Der Monat Juli stand 2019 im Zeichen von Georadarmessungen, und es galt, verschüttetes, bodennahes Mauerwerk im Stiftsareal zu erfassen. Die Bestandsaufnahme der Überreste von Vorgängerbauten des heutigen Stiftes Göttweig erfolgte mit Hilfe eines fahrbaren Georadars, das über Freiflächen im Osten, Süden, Westen und im Zentrum des Stiftsareals geschoben wurde.
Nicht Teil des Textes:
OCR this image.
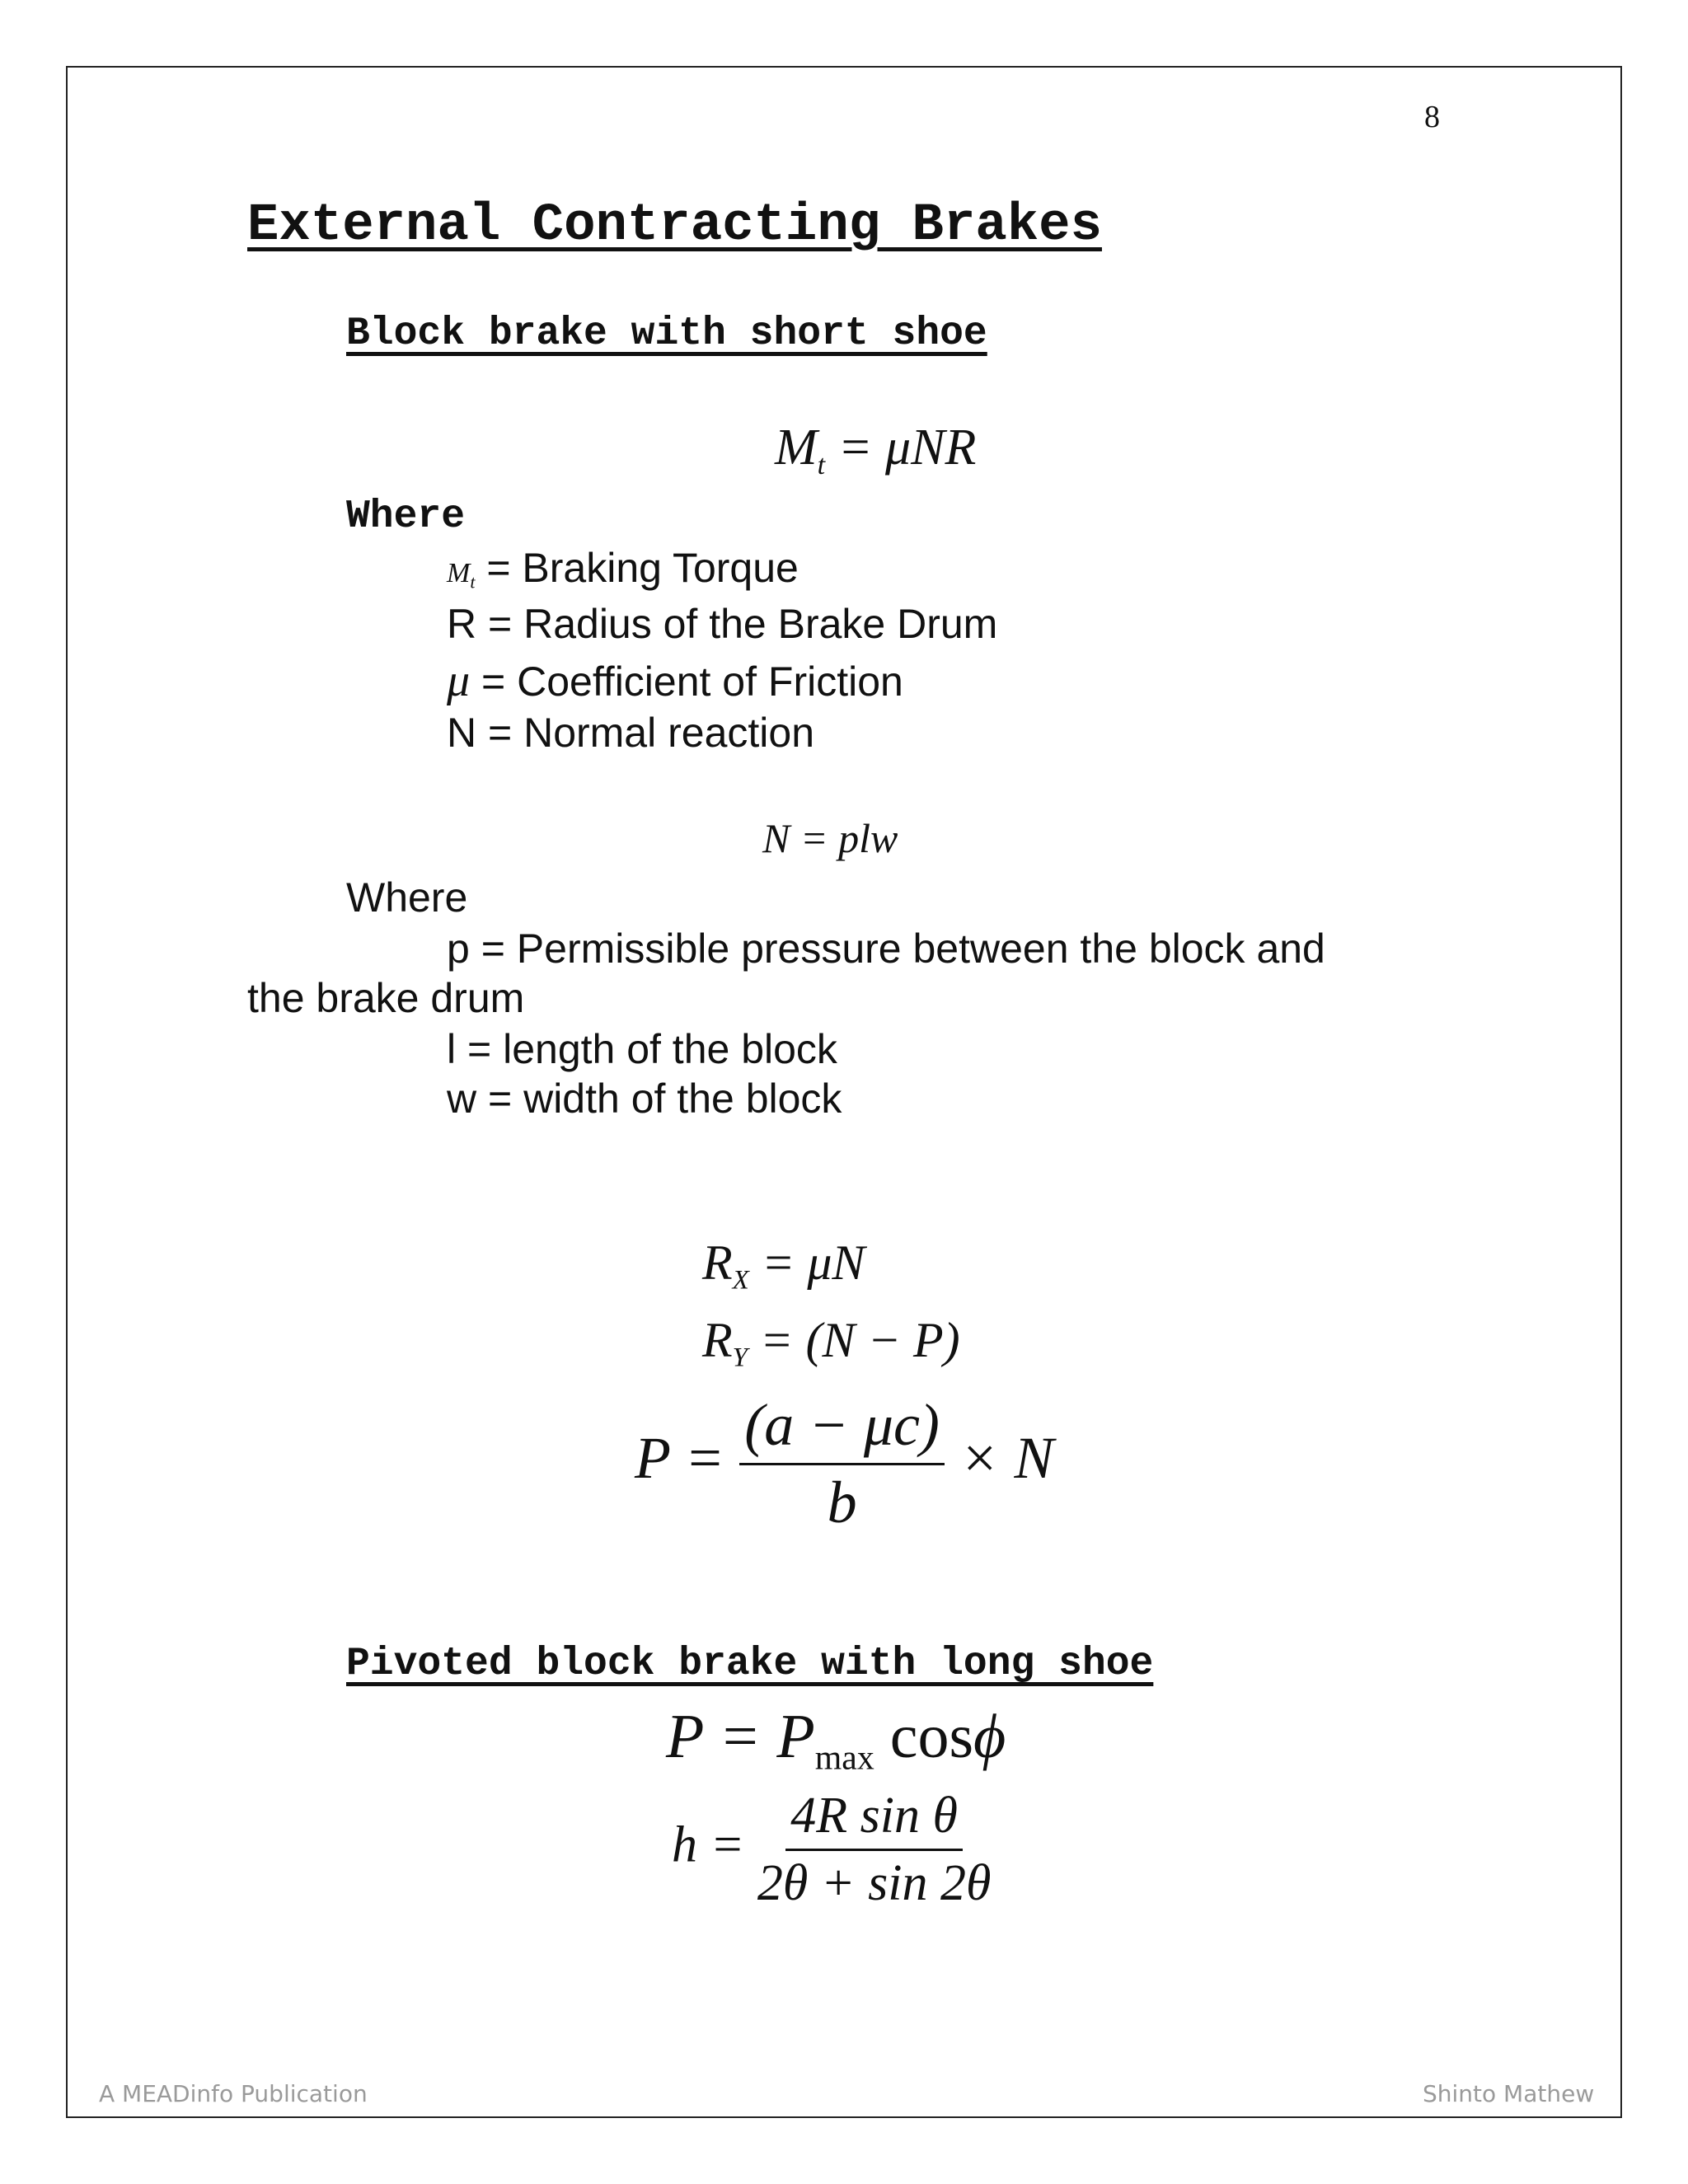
8
External Contracting Brakes
Block brake with short shoe
$M_t = \mu NR$
Where
$M_t$ = Braking Torque
R = Radius of the Brake Drum
μ = Coefficient of Friction
N = Normal reaction
N = plw
Where
p = Permissible pressure between the block and
the brake drum
l = length of the block
w = width of the block
$R_X = \mu N$
$R_Y = (N - P)$
$P = \frac{(a - \mu c)}{b} \times N$
Pivoted block brake with long shoe
$P = P_{max}$ cosϕ
$h = \frac{\text{4R sin θ}}{2\theta + \sin 2\theta}$
A MEADinfo Publication	Shinto Mathew
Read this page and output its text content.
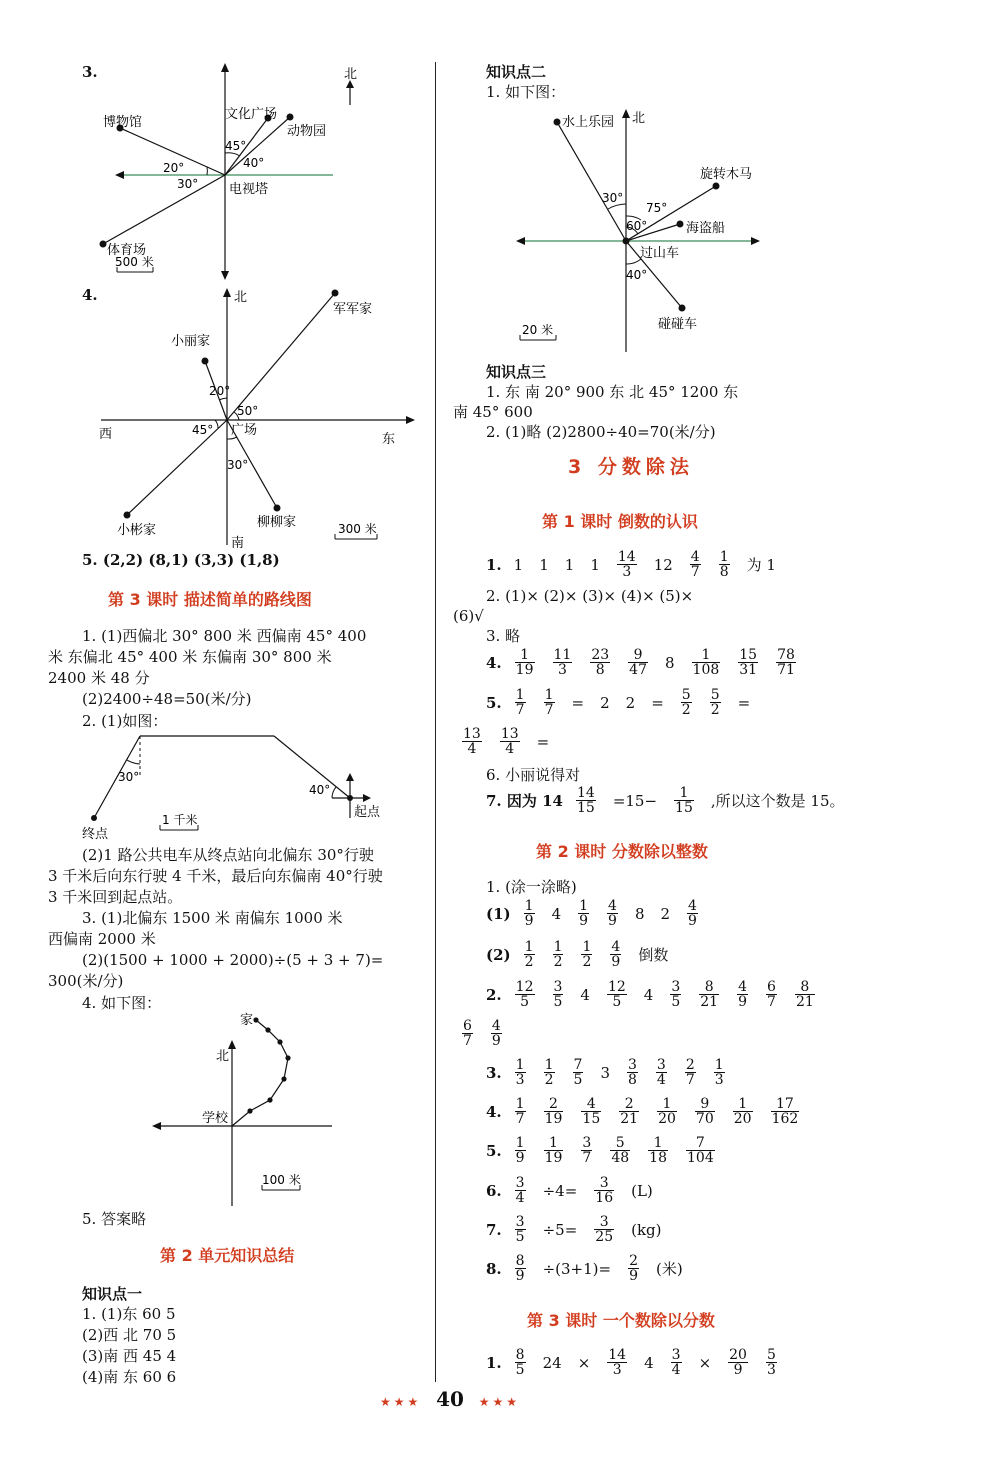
3.	北
博物馆
文化广场
动物园
45°
40°
20°
30° 电视塔
体育场
500 米
4.	北
小丽家
军军家
20°
50°
45° 广场
西	东
30°
小彬家
柳柳家
南
300 米
5. (2,2) (8,1) (3,3) (1,8)
第 3 课时 描述简单的路线图
1. (1)西偏北 30° 800 米 西偏南 45° 400
米 东偏北 45° 400 米 东偏南 30° 800 米
2400 米 48 分
(2)2400÷48=50(米/分)
2. (1)如图：
30°
40°
终点
起点
1 千米
(2)1 路公共电车从终点站向北偏东 30°行驶
3 千米后向东行驶 4 千米，最后向东偏南 40°行驶
3 千米回到起点站。
3. (1)北偏东 1500 米 南偏东 1000 米
西偏南 2000 米
(2)(1500 + 1000 + 2000)÷(5 + 3 + 7)=
300(米/分)
4. 如下图：
家
北
学校
100 米
5. 答案略
第 2 单元知识总结
知识点一
1. (1)东 60 5
(2)西 北 70 5
(3)南 西 45 4
(4)南 东 60 6
知识点二
1. 如下图：
水上乐园 北
旋转木马
30°
75°
60°	海盗船
过山车
40°
碰碰车
20 米
知识点三
1. 东 南 20° 900 东 北 45° 1200 东
南 45° 600
2. (1)略 (2)2800÷40=70(米/分)
3 分数除法
第 1 课时 倒数的认识
1. 1 1 1 $1 \frac{14}{3} 12 \frac{4}{7} \frac{1}{8}$ 为 1
2. (1)× (2)× (3)× (4)× (5)×
(6)√
3. 略
4. $\frac{1}{19} \frac{11}{3} \frac{23}{8} \frac{9}{47} 8 \frac{1}{108} \frac{15}{31} \frac{78}{71}$
5. $\frac{1}{7} \frac{1}{7} = 2$ $2 = \frac{5}{2} \frac{5}{2}$ =
$\frac{13}{4} \frac{13}{4}$ =
6. 小丽说得对
7. 因为 $14 \frac{14}{15} =15- \frac{1}{15}$ ,所以这个数是 15。
第 2 课时 分数除以整数
1. (涂一涂略)
$(1) \frac{1}{9} 4 \frac{1}{9} \frac{4}{9} 8$ $2 \frac{4}{9}$
$(2) \frac{1}{2} \frac{1}{2} \frac{1}{2} \frac{4}{9}$ 倒数
2. $\frac{12}{5} \frac{3}{5} 4 \frac{12}{5} 4 \frac{3}{5} \frac{8}{21} \frac{4}{9} \frac{6}{7} \frac{8}{21}$
$\frac{6}{7} \frac{4}{9}$
3. $\frac{1}{3} \frac{1}{2} \frac{7}{5} 3 \frac{3}{8} \frac{3}{4} \frac{2}{7} \frac{1}{3}$
4. $\frac{1}{7} \frac{2}{19} \frac{4}{15} \frac{2}{21} \frac{1}{20} \frac{9}{70} \frac{1}{20} \frac{17}{162}$
5. $\frac{1}{9} \frac{1}{19} \frac{3}{7} \frac{5}{48} \frac{1}{18} \frac{7}{104}$
6. $\frac{3}{4} \div 4= \frac{3}{16} (L)$
7. $\frac{3}{5} \div 5= \frac{3}{25} (kg)$
8. $\frac{8}{9} \div(3+1)= \frac{2}{9}$ (米)
第 3 课时 一个数除以分数
1. $\frac{8}{5} 24 \times \frac{14}{3} 4 \frac{3}{4} \times \frac{20}{9} \frac{5}{3}$
★★★ 40 ★★★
Die Göttweiger Sonderausstellung 2020 „Archäologie in Göttweig: Alte Mauern – Neue Erkenntnisse“ veranschaulicht den notwendigen Zusammenhang von Archäologie und Baugeschichte am Beispiel maßgeblicher Forschungsprojekte der Vergangenheit. Die Vielfalt der archäologischen Kampagnen wird anhand zahlreicher Originale aus den Göttweiger Stiftssammlungen sowie anhand von Leihgaben und fotografischen Ansichten erfahrbar. Die Sonderausstellung, eine Leistungsschau archäologischer Forschung auf dem Göttweiger Berg, schafft auch ein Bewusstsein für die Neugierde und den Pioniergeist jener Personen, die archäologische Maßnahmen verwirklichen – handelnde Personen werden im wahrsten Sinne des Wortes „sichtbar“ gemacht. Insofern ist die Ausstellung auch zukunftsweisend zu nennen: Mit wissenschaftlichem Engagement und Ehrgeiz, in Stift Göttweig und Umgebung weitere archäologische Initiativen anzustoßen und Forschungsprojekte umzusetzen, darf auch in den nächsten Jahren und Jahrzehnten gerechnet werden!

[Mag. Dr. Angelika Kölbl – Kuratorin der Ausstellung]

Ausstellungssaison 2020 in Göttweig: 5. Juni –1. November, Öffnungszeiten: täglich 10:00–17:30 Uhr.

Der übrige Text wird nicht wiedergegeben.